Я слез, держась за толстую заднюю лапу, передние слишком близки к страшноватой морде, изо всех сил старался держаться прямо, улыбался мужественно, ни звуком не выдал боль от защемленной задницы. Женщина тут же ухватила ремень и потащила усталого дракона в сторону леса.
– Сейчас он лететь не может, – объяснила она с упреком, словно это я довел ящерицу с крыльями до предынфарктного состояния. – А вам, если так уж не нравятся драконы, надо летать на селептерах!
– Хорошо, – согласился я, – буду. А что это такое?
Она пожала плечами.
– Откуда я знаю?
– Ну… вы ж сами изволили… обронить изволили!
– Так говорят, – отмахнулась она. – Были слухи, что где-то далеко на юге… Но теперь, когда война, все оборвалось.
– Жаль, – сказал я искренне. – А селептеры… странное имя. Это такие драконы или… машины?
– Машины? Что это?
Я помахал ей рукой.
– Вам пора. А то уже солнце поднимается… Идите прямо на восток. Эти деревья кончатся, а там уже тот лесной замок…

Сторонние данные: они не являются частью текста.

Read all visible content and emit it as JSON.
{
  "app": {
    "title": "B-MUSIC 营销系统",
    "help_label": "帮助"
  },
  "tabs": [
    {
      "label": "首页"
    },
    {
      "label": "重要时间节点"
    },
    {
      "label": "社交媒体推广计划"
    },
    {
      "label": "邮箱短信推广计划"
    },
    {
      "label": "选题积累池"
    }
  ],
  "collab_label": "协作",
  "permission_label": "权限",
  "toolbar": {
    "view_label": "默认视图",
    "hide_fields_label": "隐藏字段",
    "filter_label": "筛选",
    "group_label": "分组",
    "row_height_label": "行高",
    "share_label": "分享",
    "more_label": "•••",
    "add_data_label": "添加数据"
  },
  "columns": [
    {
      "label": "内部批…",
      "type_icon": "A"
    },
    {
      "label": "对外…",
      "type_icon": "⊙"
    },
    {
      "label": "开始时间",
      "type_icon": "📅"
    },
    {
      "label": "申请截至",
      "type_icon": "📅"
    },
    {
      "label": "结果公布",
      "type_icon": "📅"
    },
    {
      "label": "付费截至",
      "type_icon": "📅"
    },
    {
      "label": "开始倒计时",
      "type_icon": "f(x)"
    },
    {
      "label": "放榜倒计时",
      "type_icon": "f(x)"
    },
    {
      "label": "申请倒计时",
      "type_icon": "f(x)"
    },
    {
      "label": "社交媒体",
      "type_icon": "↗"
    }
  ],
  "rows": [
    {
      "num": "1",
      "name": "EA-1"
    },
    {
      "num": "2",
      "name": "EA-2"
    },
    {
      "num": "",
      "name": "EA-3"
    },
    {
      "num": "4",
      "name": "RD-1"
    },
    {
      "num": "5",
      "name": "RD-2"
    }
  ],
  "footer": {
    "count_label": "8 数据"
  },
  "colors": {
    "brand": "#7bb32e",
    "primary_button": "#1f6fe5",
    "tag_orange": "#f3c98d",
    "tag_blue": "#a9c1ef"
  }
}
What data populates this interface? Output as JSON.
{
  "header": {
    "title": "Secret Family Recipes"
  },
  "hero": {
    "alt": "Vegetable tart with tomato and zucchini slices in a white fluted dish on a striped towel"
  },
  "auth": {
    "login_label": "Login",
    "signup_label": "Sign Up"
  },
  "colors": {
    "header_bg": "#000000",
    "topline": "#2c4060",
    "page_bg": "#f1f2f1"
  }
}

И все-таки, оставшись один в ночном лесу, пусть и предрассветном, я ощутил приступ страха, почти паники. Тело мое вздрагивало при каждом шорохе и пугливо хваталось за пояс, где раньше висел молот. Кто-то говорил, что нетрудно быть храбрым на людях, куда труднее быть отважным, когда тебя никто не видит, и сейчас я со стыдом ощутил, что в самом деле бегу через лес с перекошенным от страха лицом, сгорбившись, дышу часто, выгляжу, как бегущий от плети хозяина раб…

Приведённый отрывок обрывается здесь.